Of the total $800,000 pledged, $200,000 will be allocated to sponsoring and supporting forcibly displaced, including refugee, undergraduate and graduate students. The remaining $600,000 will support McMaster faculty, departments and research centres to employ scholars, researchers and lecturers at risk, remotely and locally.

To build on contributions from the Office of the Provost and McMaster Faculties, the university has launched a crowdfunding page so that members of the broader community can donate and support the cause.

This landmark initiative was a community collaboration led by McMaster’s Committee on Students and Scholars in Crisis (CSSC). Convened in October 2021, the committee is comprised of faculty, staff, students, alumni and community members—all with experience of being forcibly displaced from their homes.

Peter Mascher, vice-provost, International Affairs, and chair of the CSSC, says what started as a group conversation around specifically helping Afghan students and scholars in summer of 2021 became a much broader discussion about developing a funding proposal in support of all students and scholars at risk.

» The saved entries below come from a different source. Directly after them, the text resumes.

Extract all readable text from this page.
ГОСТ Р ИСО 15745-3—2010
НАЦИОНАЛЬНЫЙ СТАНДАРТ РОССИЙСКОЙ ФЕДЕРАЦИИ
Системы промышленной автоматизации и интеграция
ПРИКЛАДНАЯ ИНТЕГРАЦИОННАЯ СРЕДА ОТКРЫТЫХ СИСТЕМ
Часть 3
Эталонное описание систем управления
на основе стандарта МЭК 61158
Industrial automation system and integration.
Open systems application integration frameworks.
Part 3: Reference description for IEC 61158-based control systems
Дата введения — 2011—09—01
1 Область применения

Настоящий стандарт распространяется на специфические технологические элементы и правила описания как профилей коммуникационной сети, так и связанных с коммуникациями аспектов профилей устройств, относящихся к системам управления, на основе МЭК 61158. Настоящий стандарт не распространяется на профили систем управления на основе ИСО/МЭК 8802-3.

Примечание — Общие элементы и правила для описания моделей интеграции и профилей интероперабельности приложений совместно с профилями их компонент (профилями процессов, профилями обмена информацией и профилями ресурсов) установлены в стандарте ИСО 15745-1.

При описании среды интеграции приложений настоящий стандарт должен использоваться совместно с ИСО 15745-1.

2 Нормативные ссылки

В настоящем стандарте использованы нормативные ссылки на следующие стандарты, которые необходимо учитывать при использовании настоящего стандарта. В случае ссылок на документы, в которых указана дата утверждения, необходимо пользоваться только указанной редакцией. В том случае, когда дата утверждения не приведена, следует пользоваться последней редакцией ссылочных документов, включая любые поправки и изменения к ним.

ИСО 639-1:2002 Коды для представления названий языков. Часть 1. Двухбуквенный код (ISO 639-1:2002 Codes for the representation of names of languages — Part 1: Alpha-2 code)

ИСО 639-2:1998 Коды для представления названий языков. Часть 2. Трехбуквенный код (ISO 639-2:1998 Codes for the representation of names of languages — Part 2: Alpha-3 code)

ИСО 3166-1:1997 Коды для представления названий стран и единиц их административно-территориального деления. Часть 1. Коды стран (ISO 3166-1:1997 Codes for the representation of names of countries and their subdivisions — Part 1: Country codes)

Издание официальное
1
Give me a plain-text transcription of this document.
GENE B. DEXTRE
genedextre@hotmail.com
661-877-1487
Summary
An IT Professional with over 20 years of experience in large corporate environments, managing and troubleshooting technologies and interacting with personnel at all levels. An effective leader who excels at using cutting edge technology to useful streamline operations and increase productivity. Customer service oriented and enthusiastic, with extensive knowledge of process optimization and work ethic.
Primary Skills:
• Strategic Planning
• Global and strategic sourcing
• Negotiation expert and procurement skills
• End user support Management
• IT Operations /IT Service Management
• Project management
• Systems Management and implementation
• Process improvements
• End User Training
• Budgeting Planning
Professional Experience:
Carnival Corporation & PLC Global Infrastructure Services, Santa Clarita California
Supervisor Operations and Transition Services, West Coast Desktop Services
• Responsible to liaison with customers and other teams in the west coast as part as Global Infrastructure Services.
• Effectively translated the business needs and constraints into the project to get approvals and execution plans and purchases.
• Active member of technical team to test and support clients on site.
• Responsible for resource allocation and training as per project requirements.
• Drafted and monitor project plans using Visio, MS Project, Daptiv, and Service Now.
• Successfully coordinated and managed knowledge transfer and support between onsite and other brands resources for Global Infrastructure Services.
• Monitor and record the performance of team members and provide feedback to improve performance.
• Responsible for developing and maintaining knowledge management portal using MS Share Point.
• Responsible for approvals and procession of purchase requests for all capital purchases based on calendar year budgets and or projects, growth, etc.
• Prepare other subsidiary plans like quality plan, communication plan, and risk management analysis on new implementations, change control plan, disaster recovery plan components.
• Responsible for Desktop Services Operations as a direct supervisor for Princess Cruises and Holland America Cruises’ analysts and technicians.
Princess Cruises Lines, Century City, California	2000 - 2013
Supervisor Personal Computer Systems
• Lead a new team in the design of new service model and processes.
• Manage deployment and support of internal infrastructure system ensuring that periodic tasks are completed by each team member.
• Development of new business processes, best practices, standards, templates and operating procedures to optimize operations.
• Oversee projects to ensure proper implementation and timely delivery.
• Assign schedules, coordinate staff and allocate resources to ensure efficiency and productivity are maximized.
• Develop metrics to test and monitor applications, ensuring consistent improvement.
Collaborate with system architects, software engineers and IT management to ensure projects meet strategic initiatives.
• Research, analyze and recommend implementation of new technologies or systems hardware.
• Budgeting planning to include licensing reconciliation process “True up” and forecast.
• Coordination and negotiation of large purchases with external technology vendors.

“We have seen time and again that conflict, war, and human rights abuses around the world have a detrimental impact on students and scholars, affecting their studies and, too often, their personal liberty and safety,” says Mascher. “This initiative is about addressing global humanitarian crises through the powerful mechanism of knowledge sharing and education.”

According the UN Refugee Agency, 82.4 million people around the world have been forcibly displaced due to conflict, persecution, human rights violations, and violence. When combined, Syria, Venezuela, Afghanistan, South Sudan and Myanmar account for two-thirds of people currently displaced across borders.

More recently, since Russia invaded Ukraine on February 24 of this year, 3.2 million refugees have fled the country.

Pamela Swett, dean of the Faculty of Humanities, stresses the importance of protecting those at risk during these crises and creating spaces for young learners and scholars alike to freely think, challenge and share ideas.

“The Faculty of Humanities is currently working to hire a female scholar in Afghanistan and will soon welcome a new writer-in-residence from Ukraine, now relocated in Poland. Their contributions will surely enrich research and learning spaces at McMaster.”

Bonny Ibhawoh, director, Centre for Human Rights and Restorative Justice and CSSC member, says local chapters of these groups are coming together with a lot of determination to add to McMaster’s initial contributions.

“From student fundraisers to art auctions, there are so many campus events underway to support these two funds and to make a real change for students and scholars impacted by global crises,” says Ibhawoh. “It’s heartening to see the campus community join with wider efforts to help support students and scholars around the world.”

This landmark initiative was borne out of a community collaboration led by McMaster’s Committee on Students and Scholars in Crisis (CSSC). Pictured above are CSSC members, from left to right: Hila Taraky; Bonny Ibhawoh, director, Centre for Human Rights and Restorative Justice; Yar Taraky; Marufa Shinwari; Karen Balcom, Academic Director for Teaching and Learning, Office of Community Engagement; and Peter Mascher, vice-provost, International Affairs, and chair of the CSSC.